Abraço bem compri-men-dido!
Tongzhi,
Agora dá para rir, na altura apetecia-me bater em alguém.
LOL
Fico á espera da tua história!
Abraço
Arion,
Obrigado! Por vezes tenho que rir das palhaças que neste pais proliferam.
Abraço amigo!
Pinguim,
Em alguns meios mais pequenos, uma queixa dessas marca-nos e depois a solidariedade profissional deles vira-se contra nós. Já assisti a casos assim. Por isso, cobardemente, calei porque ainda tenho de lá voltar…
Abraço
Unfurry,
Fazes muito bem!
Abraço
Ophiuchus,
Há coisas dos anos 80 que dispensava…
Abraço bem rece_bido!
Arion,
Escrevi "palhaças" e devia ser "palhaçadas".
(pressas...)
Abraço
Essa do desfilar das doenças é tipicamente portuguesa. Lembra-me uma colega minha que adora estar doente. Qualquer arranhão é quase o fim do mundo. Então quando chega o fim do dia e ela começa a coxear cheia de dores, já sabemos que há desculpa para não vir trabalhar no dia a seguir.
Quanto ao médico é de uma conduta completamente inadmissível.
Um abraço.
Eu também só vou ao médico em último recurso (o que é mau, bem sei - razão têm as mulheres que são muito mais preventivas).
Eu tenho médica de família, mas só lá fui uma vez. A mulher é louca. Fui lá queixar-me de uma ruptura de ligamentos e pedir-lhe um P1 para fazer fisioterapia no Hospital da Prelada. A sujeita passou-me um P1 a dizer somente uma única palavra: fisioterapia. Nem onde, nem em que sítio, nem o diabo de quatro. Com médicos de família eficazes como estes, estás a ver a sorte que tens, rsrsrsrs.

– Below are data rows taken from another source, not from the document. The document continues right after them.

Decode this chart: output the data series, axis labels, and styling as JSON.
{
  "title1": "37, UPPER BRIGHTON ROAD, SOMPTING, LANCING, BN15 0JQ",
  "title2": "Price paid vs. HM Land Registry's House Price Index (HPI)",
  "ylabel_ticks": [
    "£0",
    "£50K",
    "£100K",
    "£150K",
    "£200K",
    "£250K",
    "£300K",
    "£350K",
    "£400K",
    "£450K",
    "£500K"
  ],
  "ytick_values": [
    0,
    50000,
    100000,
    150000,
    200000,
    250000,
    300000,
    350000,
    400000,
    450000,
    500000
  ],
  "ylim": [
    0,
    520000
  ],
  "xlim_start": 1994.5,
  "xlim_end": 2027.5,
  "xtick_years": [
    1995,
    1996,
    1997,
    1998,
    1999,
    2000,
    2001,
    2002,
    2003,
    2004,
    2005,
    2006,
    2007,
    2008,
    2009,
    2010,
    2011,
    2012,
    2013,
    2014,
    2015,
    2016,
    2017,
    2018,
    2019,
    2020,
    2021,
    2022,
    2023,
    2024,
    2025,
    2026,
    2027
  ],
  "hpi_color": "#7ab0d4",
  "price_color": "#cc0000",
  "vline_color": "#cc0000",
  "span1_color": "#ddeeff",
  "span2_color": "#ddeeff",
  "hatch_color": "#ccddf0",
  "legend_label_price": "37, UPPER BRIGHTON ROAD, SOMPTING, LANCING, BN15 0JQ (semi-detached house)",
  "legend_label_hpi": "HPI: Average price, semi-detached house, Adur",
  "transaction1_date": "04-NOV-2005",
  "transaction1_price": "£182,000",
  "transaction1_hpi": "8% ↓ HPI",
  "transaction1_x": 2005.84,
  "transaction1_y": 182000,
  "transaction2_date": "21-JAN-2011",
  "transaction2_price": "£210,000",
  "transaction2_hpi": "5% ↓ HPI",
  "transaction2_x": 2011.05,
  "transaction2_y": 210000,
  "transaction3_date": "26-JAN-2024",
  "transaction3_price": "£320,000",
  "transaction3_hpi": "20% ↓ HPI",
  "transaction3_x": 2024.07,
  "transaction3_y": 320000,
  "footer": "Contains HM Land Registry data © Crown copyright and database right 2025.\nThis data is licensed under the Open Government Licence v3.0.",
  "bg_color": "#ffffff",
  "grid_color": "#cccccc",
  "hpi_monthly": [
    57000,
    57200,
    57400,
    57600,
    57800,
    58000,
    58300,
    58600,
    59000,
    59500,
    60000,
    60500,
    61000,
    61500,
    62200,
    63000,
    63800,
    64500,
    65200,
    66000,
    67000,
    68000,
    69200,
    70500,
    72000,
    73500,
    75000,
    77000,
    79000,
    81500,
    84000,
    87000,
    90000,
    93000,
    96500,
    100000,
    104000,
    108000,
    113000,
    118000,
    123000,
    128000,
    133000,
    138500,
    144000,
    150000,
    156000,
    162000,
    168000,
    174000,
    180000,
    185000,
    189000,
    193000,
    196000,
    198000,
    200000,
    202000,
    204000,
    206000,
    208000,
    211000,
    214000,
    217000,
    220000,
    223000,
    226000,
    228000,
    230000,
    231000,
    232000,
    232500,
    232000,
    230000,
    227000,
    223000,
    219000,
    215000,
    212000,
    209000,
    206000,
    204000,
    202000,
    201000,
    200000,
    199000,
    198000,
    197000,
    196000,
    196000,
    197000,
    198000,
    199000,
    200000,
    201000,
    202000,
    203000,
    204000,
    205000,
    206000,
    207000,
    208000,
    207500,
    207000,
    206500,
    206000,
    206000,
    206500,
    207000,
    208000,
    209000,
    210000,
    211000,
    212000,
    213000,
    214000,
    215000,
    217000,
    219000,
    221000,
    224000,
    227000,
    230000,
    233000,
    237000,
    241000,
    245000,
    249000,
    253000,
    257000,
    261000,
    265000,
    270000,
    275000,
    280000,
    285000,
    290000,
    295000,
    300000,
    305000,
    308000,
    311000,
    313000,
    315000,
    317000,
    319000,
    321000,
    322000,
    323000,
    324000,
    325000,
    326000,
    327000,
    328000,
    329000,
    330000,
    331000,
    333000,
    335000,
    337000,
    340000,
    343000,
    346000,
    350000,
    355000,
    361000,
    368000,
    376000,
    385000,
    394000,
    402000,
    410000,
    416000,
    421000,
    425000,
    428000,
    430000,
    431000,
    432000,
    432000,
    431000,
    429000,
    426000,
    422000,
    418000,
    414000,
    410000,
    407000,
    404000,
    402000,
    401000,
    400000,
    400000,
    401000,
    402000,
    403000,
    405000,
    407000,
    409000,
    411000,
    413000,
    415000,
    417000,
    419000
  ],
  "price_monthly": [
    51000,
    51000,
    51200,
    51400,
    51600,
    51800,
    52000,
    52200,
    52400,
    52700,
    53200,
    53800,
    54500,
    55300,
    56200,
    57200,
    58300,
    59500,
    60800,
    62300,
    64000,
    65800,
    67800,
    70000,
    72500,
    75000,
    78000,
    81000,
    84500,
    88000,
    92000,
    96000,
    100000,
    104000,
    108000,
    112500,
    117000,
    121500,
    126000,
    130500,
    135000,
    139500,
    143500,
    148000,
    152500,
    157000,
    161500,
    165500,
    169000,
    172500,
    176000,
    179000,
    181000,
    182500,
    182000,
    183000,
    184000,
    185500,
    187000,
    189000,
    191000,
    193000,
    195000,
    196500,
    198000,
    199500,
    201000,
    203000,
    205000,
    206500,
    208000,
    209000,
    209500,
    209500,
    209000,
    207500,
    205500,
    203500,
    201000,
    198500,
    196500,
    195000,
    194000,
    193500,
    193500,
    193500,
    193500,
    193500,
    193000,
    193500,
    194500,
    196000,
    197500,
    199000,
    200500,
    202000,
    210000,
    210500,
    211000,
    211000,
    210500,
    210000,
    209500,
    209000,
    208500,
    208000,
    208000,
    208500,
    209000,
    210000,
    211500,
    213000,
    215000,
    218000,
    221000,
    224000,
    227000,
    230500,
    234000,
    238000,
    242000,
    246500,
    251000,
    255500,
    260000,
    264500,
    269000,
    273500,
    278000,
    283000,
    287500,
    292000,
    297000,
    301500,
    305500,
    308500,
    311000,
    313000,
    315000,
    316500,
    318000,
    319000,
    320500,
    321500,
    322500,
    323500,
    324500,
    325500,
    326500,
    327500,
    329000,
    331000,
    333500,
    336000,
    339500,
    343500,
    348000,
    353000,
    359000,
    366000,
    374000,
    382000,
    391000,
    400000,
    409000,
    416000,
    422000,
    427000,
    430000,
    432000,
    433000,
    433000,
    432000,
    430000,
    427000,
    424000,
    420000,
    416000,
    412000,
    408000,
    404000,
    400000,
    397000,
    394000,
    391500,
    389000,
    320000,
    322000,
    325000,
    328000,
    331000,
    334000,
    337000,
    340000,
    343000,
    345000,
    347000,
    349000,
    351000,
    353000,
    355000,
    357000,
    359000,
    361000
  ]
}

Conheces aquele "soquete" dos Gato Fedorento, onde há um concurso entre duas velhas e ganha aquela que tem a doença mais parva e grave? Uma delícia. Claro que na vida real é outro luxo. :D
linda história, sobretudo a parte do tabaco! porque raios havia o médico de fumar no consultório. foi assim há tanto tempo esse janeiro? parece-me demasiado irreal para te ter acontecido e imagino que a explicação não deverá lá ter sido muito credível.
abraço
Paulo,
Data: Janeiro de 2008, depois da famosa proibição!
Local: uma cidade capital de distrito.
Explicação: estaria louco, possesso ou ciente dos privilégios de uma classe superior?
Nome do médico: também te poderia dar...
Abraço
nem acredito! parecia-me cena do século passado! não preciso de nomes, obrigado. só fico estupefacto! onde anda esta gente com a cabeça?